Die Ereignisse in Köln in der Silvesternacht haben die Probleme, mit denen Frauen weltweit und auch hierzulande zu kämpfen haben, wieder in den Vordergrund gerückt. Schon seit dem Jahr 2012 macht die Initiative "One Billion Rising" der amerikanischen Künstlerin und Feministin Eve Ensler auf Gewalt gegen Frauen und fehlende Gleichberechtigung aufmerksam. Die weltweit geplante Flashmob-Aktion soll am Sonntag, 14. Februar, auch in Coburg stattfinden, organisiert von Studentinnen der Hochschule Coburg.

Franziska Fischer (20), Charlotte Hanisch (19), Linda Hampel (20) und Lisa Kühn (23) möchten ein öffentliches Zeichen setzen, um die Aufmerksamkeit in der Bevölkerung zu wecken. Viele Frauen erzählen aus Scham niemandem davon, wenn sie Gewalt erfahren. Laut Untersuchungen der Weltgesundheitsorganisation WHO erlebt weltweit jede dritte Frau mindestens einmal im Leben Formen von physischer, psychischer oder struktureller Gewalt. Selbst in Europa seien davon mehr als ein Viertel betroffen.

Auf die Thematik sind die jungen Frauen durch das Projekt "Coburger Weg" an ihrer Hochschule gekommen, betreut von ihren Dozentinnen Christina von Obstfelder und Elke Schwinger. Das interdisziplinäre Seminar beschäftigt sich mit Gleichstellung in Beruf und Bildung. Konzentriert haben sie sich vor allem auf den Unterschied der gesellschaftlichen Stellung der Frauen in Deutschland und Indien. "Wir haben vorher viel recherchiert, Theoretisches gesammelt und uns auf die verschiedenen Gewaltformen spezialisiert. Außerdem haben wir uns die rechtliche Lage angeschaut", erläutert Franziska Fischer die Vorarbeit.
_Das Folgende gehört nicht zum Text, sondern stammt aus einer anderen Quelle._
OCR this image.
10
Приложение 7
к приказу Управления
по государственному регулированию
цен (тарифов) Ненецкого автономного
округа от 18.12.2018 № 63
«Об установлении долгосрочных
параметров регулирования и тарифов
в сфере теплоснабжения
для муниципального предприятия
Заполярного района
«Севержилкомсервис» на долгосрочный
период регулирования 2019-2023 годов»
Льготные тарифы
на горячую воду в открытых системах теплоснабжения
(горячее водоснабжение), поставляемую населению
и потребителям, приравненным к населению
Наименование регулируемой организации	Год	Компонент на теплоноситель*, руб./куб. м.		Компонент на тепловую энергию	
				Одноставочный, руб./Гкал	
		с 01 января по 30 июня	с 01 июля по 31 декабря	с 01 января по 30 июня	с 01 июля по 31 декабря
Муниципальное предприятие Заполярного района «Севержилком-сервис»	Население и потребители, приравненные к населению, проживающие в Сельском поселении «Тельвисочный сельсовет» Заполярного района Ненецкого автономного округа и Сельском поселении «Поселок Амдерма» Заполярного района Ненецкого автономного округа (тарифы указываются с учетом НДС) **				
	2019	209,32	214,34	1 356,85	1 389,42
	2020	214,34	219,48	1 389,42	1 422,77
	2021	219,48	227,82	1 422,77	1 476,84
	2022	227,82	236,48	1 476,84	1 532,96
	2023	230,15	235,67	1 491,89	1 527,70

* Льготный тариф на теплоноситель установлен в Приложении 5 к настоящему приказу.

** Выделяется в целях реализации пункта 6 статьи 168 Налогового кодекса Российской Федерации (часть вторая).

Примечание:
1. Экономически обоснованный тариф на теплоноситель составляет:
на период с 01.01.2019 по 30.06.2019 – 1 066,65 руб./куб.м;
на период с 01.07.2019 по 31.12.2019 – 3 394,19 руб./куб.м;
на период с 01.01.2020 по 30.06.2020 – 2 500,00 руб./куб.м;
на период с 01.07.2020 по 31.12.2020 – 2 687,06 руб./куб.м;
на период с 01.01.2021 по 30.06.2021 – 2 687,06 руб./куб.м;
In Indien sei die Gefahr für Frauen wesentlich höher als in Deutschland; dazu herrsche dort eine etwas speziellere Lage, erklärt Linda Hampel. "Indien ist mehr oder weniger ein gespaltenes Land. In den Städten gibt es neue Entwicklungen mit Frauen in Führungspositionen - aber in den ländlichen Gebieten besitzt die Frau so gut wie keine Stellung in der Gesellschaft." Ihr ganzes Leben lang seien sie von ihren Männern, Vätern oder Brüdern abhängig. Erschreckend ist auch die gezielte Abtreibung von weiblichen Föten. Drei bis vier Millionen jährlich sollen laut einem Bericht der Bundesanstalt für politische Bildung aus dem Jahr 2014 dieser Praxis zum Opfer fallen. Schuld daran sei das dort vorherrschende Mitgiftsystem, in dem die Familie dem Bräutigam oft horrende Summen für ihre Tochter zahlen muss, um sie zu verheiraten. Zuletzt rückte das Land auch wegen zahlreicher Gruppenvergewaltigungen in den öffentlichen Fokus.


Strafen nicht hoch genug?

In Deutschland hingegen sei die Situation entspannter. Müsste sich dennoch auch hier einiges in dieser Hinsicht tun? "Bis Silvester hätte ich gesagt, dass sich nichts ändern müsste in Bezug auf Gewalt oder das Frauenbild", gibt Linda Hampel zu.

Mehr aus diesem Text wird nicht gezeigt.